La Corte di Cassazione, con la sentenza 25/09/2013 n.21910, ha deciso che la procedura di mobilità ex lege 223/1991 deve ritenersi regolare ed i licenziamenti legittimi, anche se la consultazione sindacale è avvenuta soltanto con le RSU senza coinvolgere la CIGL, la CISL e la UIL presenti in azienda.
La Suprema Corte è giunta a questa conclusione partendo dal fatto che l’accordo del 23/07/1993 ha disposto che le organizzazioni firmatarie o quelle che ad esso aderiscono successivamente, acquistino il diritto di promuovere la formazione delle RSU e di partecipare alle relative elezioni, rinunziando così alla costituzione di proprie RSA. La stessa intesa ha inoltre previsto che le RSU subentrino alle RSA nella titolarità dei diritti, dei permessi e libertà sindacali nonché nella titolarità dei poteri e nell’esercizio delle funzioni attribuite dalla legge.
Il referendum abrogativo dell’11/07/1995 sull’art. 19 dello Statuto dei lavoratori ha complicato però le cose dato che il risultato è stato che le rappresentanze sindacali aziendali possono essere costituite ad iniziativa dei lavoratori in ogni unità produttiva solo nell’ambito delle associazioni che sono firmatarie di contratti collettivi di lavoro applicati nell’unità produttiva.
Parte della dottrina in ogni caso ritiene che la predetta abrogazione referendaria ha allargato le maglie selettive attraverso le quali misurare la legittimazione delle organizzazioni ad esercitare le loro prerogative nelle diverse unità produttive.
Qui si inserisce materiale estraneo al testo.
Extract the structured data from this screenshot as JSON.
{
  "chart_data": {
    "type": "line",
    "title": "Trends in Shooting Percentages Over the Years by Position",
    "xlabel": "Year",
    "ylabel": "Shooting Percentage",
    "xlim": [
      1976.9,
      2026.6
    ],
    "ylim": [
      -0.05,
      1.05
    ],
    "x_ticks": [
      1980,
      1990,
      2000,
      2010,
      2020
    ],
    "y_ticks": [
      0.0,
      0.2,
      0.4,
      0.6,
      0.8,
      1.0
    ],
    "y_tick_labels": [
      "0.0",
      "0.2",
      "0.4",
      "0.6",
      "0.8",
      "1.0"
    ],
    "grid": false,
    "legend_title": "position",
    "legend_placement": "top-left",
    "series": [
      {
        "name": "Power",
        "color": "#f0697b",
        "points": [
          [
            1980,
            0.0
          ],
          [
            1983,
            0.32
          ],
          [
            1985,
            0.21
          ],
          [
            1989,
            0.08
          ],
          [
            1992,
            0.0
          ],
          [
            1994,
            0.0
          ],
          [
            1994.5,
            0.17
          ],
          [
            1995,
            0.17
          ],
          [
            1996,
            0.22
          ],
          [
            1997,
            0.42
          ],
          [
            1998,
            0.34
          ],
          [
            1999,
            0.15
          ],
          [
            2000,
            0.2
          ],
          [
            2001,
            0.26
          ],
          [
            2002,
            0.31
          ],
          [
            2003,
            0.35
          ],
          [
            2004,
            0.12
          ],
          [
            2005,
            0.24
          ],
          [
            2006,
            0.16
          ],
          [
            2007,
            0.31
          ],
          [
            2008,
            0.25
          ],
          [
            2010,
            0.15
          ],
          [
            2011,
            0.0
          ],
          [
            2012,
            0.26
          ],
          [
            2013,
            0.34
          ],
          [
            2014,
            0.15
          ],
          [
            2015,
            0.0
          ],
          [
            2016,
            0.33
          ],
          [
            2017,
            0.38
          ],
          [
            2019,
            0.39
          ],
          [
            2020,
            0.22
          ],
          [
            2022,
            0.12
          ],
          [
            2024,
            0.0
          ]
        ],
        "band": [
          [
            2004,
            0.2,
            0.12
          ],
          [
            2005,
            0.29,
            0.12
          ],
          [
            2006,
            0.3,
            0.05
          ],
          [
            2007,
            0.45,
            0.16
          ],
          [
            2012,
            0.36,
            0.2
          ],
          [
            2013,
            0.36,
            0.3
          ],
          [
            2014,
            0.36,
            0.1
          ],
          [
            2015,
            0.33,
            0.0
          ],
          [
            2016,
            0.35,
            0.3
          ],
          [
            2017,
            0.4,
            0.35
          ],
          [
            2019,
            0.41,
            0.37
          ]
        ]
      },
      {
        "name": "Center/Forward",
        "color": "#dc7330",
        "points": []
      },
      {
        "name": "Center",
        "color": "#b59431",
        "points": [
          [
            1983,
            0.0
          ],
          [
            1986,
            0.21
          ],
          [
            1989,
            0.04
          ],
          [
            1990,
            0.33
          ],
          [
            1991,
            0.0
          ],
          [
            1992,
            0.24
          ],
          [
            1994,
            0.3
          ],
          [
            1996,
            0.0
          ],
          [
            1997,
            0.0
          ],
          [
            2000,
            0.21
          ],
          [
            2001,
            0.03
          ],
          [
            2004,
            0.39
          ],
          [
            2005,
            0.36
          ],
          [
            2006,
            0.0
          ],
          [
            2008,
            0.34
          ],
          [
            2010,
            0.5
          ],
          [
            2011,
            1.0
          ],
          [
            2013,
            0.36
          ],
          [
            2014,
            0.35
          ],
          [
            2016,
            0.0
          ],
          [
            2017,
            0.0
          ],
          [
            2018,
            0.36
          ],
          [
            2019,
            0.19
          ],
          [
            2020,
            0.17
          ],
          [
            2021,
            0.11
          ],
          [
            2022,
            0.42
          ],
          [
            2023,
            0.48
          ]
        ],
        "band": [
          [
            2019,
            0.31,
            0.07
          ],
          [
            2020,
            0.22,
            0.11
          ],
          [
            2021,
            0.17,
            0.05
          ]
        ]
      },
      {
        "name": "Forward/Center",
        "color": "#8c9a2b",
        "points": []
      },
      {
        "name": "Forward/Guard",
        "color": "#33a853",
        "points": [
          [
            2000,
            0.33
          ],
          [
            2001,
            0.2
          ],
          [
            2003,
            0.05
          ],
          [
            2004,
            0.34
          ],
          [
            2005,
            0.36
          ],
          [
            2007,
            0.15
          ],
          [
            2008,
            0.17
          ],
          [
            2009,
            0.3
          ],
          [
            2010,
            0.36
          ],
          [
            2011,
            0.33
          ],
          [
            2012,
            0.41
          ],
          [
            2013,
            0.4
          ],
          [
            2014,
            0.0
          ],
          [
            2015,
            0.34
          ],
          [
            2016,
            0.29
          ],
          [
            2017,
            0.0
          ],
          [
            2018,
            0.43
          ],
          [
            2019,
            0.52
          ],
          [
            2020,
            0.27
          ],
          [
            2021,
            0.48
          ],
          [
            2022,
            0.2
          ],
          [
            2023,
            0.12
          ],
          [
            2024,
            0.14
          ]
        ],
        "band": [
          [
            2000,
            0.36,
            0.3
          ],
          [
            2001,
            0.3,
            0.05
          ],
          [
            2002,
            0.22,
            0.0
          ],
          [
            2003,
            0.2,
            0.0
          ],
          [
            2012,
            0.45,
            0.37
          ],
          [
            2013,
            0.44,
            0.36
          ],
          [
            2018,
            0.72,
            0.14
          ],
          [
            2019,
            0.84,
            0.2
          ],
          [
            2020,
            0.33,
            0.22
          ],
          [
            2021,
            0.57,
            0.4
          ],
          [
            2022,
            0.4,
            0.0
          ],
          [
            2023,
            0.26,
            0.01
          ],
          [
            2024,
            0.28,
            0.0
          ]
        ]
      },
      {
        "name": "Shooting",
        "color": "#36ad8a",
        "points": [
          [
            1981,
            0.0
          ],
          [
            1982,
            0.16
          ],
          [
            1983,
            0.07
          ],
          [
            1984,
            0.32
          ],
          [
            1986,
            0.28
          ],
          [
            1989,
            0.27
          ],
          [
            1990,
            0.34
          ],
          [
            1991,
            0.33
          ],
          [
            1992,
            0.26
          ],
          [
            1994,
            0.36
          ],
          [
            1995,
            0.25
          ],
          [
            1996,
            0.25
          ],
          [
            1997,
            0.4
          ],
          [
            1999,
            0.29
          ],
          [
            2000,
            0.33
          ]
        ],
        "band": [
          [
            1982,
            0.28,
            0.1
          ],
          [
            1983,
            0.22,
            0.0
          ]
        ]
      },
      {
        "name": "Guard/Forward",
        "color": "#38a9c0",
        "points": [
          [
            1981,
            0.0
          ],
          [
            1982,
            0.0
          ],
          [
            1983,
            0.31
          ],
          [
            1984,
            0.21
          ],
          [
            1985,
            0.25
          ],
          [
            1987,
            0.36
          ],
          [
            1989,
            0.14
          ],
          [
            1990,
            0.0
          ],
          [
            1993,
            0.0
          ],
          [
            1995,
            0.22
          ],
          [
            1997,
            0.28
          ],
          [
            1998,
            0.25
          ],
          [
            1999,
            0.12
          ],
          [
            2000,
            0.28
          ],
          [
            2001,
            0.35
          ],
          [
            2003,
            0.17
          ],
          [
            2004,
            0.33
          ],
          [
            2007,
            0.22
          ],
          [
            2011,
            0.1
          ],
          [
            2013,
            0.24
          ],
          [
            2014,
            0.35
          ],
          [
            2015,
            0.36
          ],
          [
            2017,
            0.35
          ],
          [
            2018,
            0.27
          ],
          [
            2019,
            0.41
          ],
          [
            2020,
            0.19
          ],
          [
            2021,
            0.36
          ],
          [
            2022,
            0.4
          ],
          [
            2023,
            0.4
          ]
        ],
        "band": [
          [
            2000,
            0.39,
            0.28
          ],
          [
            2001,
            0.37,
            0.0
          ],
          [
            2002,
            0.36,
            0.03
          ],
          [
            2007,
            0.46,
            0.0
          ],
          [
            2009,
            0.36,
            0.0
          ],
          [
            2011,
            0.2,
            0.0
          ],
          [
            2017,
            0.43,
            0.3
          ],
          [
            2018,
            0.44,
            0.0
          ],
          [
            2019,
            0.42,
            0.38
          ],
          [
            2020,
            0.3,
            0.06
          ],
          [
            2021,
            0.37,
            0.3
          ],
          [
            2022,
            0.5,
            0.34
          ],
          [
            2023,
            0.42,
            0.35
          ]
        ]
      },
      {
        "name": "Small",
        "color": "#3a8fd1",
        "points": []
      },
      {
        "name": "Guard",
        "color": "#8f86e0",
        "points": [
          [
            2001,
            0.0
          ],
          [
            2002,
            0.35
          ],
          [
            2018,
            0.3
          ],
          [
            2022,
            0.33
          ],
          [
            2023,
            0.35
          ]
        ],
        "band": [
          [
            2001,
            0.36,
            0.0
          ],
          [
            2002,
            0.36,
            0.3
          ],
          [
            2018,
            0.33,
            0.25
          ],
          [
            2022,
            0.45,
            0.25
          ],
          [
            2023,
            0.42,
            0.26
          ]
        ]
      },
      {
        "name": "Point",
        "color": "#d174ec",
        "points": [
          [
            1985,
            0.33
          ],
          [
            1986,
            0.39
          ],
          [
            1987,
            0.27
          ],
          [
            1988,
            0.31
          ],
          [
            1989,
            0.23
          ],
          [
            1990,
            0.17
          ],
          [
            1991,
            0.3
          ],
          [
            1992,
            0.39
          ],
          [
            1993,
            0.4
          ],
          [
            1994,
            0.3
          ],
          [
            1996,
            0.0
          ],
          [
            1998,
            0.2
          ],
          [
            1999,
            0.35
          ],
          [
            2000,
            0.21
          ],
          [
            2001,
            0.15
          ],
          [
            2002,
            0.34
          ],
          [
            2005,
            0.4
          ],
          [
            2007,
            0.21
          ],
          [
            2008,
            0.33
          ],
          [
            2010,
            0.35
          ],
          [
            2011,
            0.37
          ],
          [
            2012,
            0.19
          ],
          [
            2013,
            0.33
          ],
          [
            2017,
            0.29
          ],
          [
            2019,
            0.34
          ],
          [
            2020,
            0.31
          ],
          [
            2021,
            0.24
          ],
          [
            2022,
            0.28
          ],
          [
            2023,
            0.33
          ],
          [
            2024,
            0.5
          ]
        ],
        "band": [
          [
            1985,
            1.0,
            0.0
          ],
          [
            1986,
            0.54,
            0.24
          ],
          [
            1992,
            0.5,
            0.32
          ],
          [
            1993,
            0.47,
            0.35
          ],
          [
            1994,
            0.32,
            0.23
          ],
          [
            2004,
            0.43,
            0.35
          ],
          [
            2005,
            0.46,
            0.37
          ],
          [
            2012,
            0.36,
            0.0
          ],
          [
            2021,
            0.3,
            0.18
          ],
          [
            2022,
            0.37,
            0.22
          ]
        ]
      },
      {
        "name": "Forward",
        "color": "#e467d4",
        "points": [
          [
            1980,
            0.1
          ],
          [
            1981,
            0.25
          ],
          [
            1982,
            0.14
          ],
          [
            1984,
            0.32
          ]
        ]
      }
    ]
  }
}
In sostanza la rappresentatività utile per l’acquisto dei diritti sindacali nell’azienda viene ad essere condizionata unicamente da un dato empirico di effettività dell’azione sindacale concretizzantesi nella stipula di qualsiasi contratto collettivo (nazionale, provinciale o aziendale) applicato all’unità produttiva. Criterio questo che ha superato lo scrutinio di legittimità costituzionale (con riferimento agli artt. 3 e 39 Cost.) sul rilievo che "l'esigenza di oggettività del criterio legale di selezione comporta un’interpretazione rigorosa della fattispecie dell'art. 19 St. Lav. tale da far coincidere il criterio con la capacità del sindacato di imporsi al datore di lavoro direttamente o attraverso la sua associazione, come controparte contrattuale".
Ne consegue che non è "sufficiente la mera adesione formale a un contratto negoziato da altri sindacati, ma occorre una partecipazione attiva al processo di formazione del contratto" e "nemmeno è sufficiente la stipulazione di un contratto qualsiasi, ma deve trattarsi di un contratto normativo che regoli in modo organico i rapporti di lavoro, almeno per un settore o un istituto importante della loro disciplina, anche in via integrativa, a livello aziendale, di un contratto nazionale provinciale già applicato nella stessa unità produttiva".
Da tutta questa ricostruzione ne discende che ben possono le rappresentanze sindacali aziendali essere costituite da una organizzazione sindacale di non rilevanza nazionale perché radicata in una specifica realtà geografica, ma che sia tuttavia sottoscrittrice di un accordo collettivo applicato nell'unità produttiva di riferimento.
Quindi la comunicazione può essere fatta anche soltanto alla RSU con esclusione delle sigle territoriali o di categoria, pur se la RSU appartiene ad una organizzazione sindacale irrilevante sul piano nazionale ma radicata in quel determinato contesto e firmataria di un accordo collettivo applicato nell'unità di riferimento.